Bunun üzerine Harbiye Nezareti Sıhhiye Merkez İstihbarat Kalemi’nden 21 Ekim 1915 tarihinde yazılan 2554 numaralı “ Efradın Boynunda Madeni Hüviyet Markası Taliki Usulünün Kabul ve Tamimi Hususunda” konu başlıklı yazı ile askerlerin boyunlarına asılacak künyelerin şekil ve içeriği ayrıntılı bir şekilde tanımlanmıştır” denilmekteydi.
Çanakkale Muharebeleri’nde yer alan birliklerdeki askerlerin deri, kumaş gibi malzemelerin yanında metalden de yapılmış künyeler kullandığı bilgisi, Alan Başkanılğı’nnı açıklamasında yer buluyor, devamında da;
“Sonuç olarak Türk ordusundaki künye kullanımı Birinci Dünya Savaşı’nda başlamış olup, künye kullanımının zorunluluk haline gelmesinde Çanakkale Muharebeleri çok büyük etki yaratmıştır.
Zayiat sayılarının çok yüksek olması, hastaneye gelen askerlerin kimliklerinin belirlenmesinde karşılaşılan zorluklar, şehit askerlerin aileleri ile ilgili kanuni ve hukuki işlemlerin yapılmasındaki aksaklıklar bu uygulamanın zorunlu hale gelmesinde etkili olmuştur” bilgisi, kamuoyuna aktarılmaktaydı.
Bu bilgiler, bahsettiğim iddialar üzerine kaleme alınmış olsa da, sanırım Asker künyesi deyip geçmeme gerektiğine de, güzel bir vurgu olmuş.
Künyeler üzerinde yer alan numaraların, Osmanlı birlik defter kayıtlarında da bulunduğu, bu numaranın karşılığı olarak da, söz konusu askere ait özlük bilgilerinin de yer aldığını bilmek, sanırım 102 yıl önce Mehmetçiklerin yazdığı, Şanlı Kahramanlık Destanı’ nın detaylarına ayrı bir gizem de katıyor.
Şimdi gelelim, iddialarda geçen Osmanlı ordu sistemi içinde yer alan hayvan künyesi mevzusuna.

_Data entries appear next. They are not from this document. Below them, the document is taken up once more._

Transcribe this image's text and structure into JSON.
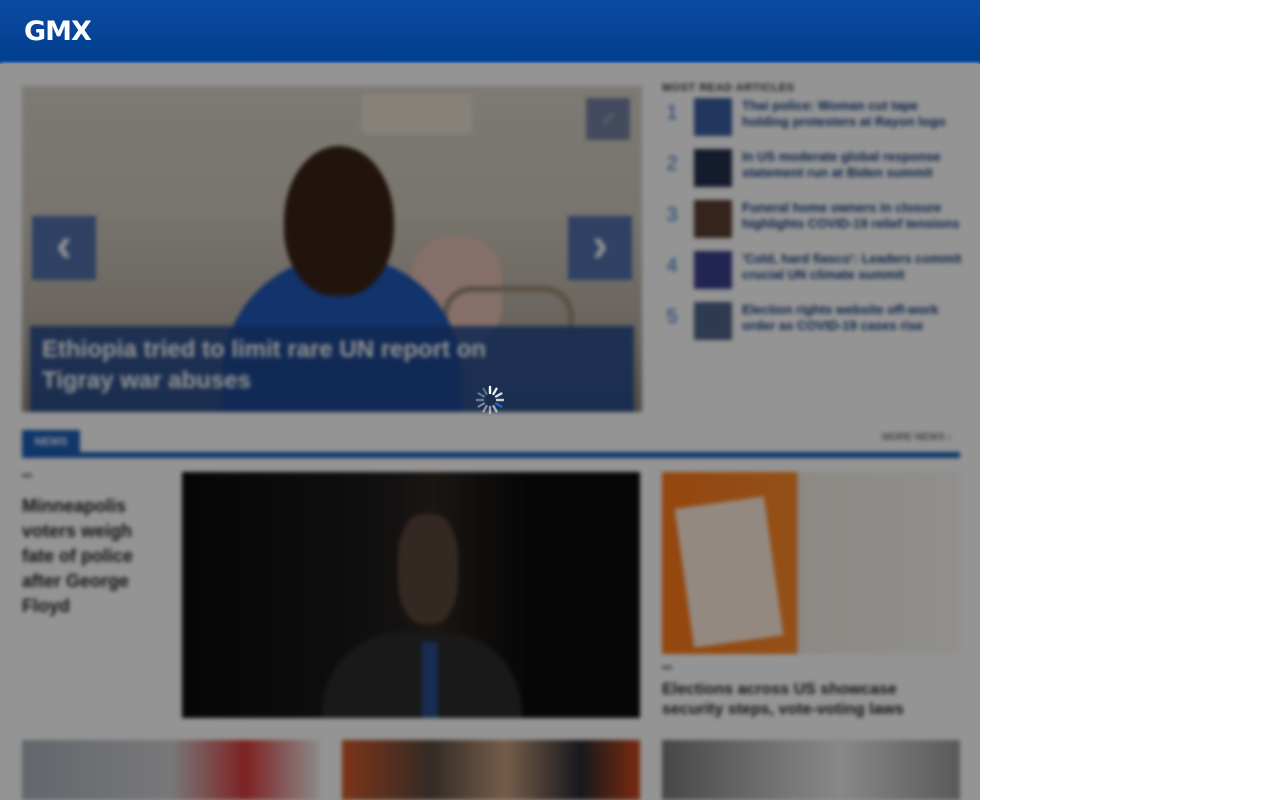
{
  "header": {
    "logo": "GMX"
  },
  "hero": {
    "expand_label": "⤢",
    "prev_arrow": "‹",
    "next_arrow": "›",
    "caption": "Ethiopia tried to limit rare UN report on Tigray war abuses"
  },
  "most_read": {
    "title": "MOST READ ARTICLES",
    "items": [
      {
        "rank": "1",
        "title": "Thai police: Woman cut tape holding protesters at Rayon logo",
        "thumb_color": "#3a5fa0"
      },
      {
        "rank": "2",
        "title": "In US moderate global response statement run at Biden summit",
        "thumb_color": "#24304e"
      },
      {
        "rank": "3",
        "title": "Funeral home owners in closure highlights COVID-19 relief tensions",
        "thumb_color": "#5a3e30"
      },
      {
        "rank": "4",
        "title": "'Cold, hard fiasco': Leaders commit crucial UN climate summit",
        "thumb_color": "#3b3f8e"
      },
      {
        "rank": "5",
        "title": "Election rights website off-work order as COVID-19 cases rise",
        "thumb_color": "#50658a"
      }
    ]
  },
  "section": {
    "tab_label": "NEWS",
    "more_label": "MORE NEWS ›",
    "lead": {
      "title": "Minneapolis voters weigh fate of police after George Floyd"
    },
    "side": {
      "title": "Elections across US showcase security steps, vote-voting laws"
    }
  }
}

Bu konuda yetkililerin açıklaması, cephenin isimsiz, ağzı dili olmayan yük taşımada kullanılan kahraman hamallarına, Katır ve Katana’ larına ilişkindi.
Bugüne başlarken bahsettiğim, vatan savunmasında önemli hizmetleri olmuş bu canlılar için, detaylar tam olarak şöyleydi;
“Osmanlı Devleti’ nde ordu sistemi içerisinde yer alan hayvanların künye sistemi ile kayıt altına alındığına dair bir arşiv kaydı tespit edilemediği gibi, iddialarda geçtiği gibi özellikle künyelerin üzerinde numara ile işaret edilen rakamların, bir bölük mevcudiyetinde var olabilecek atların makul kabul edilebilecek sayıları ile büyük orantısızlık içermektedir.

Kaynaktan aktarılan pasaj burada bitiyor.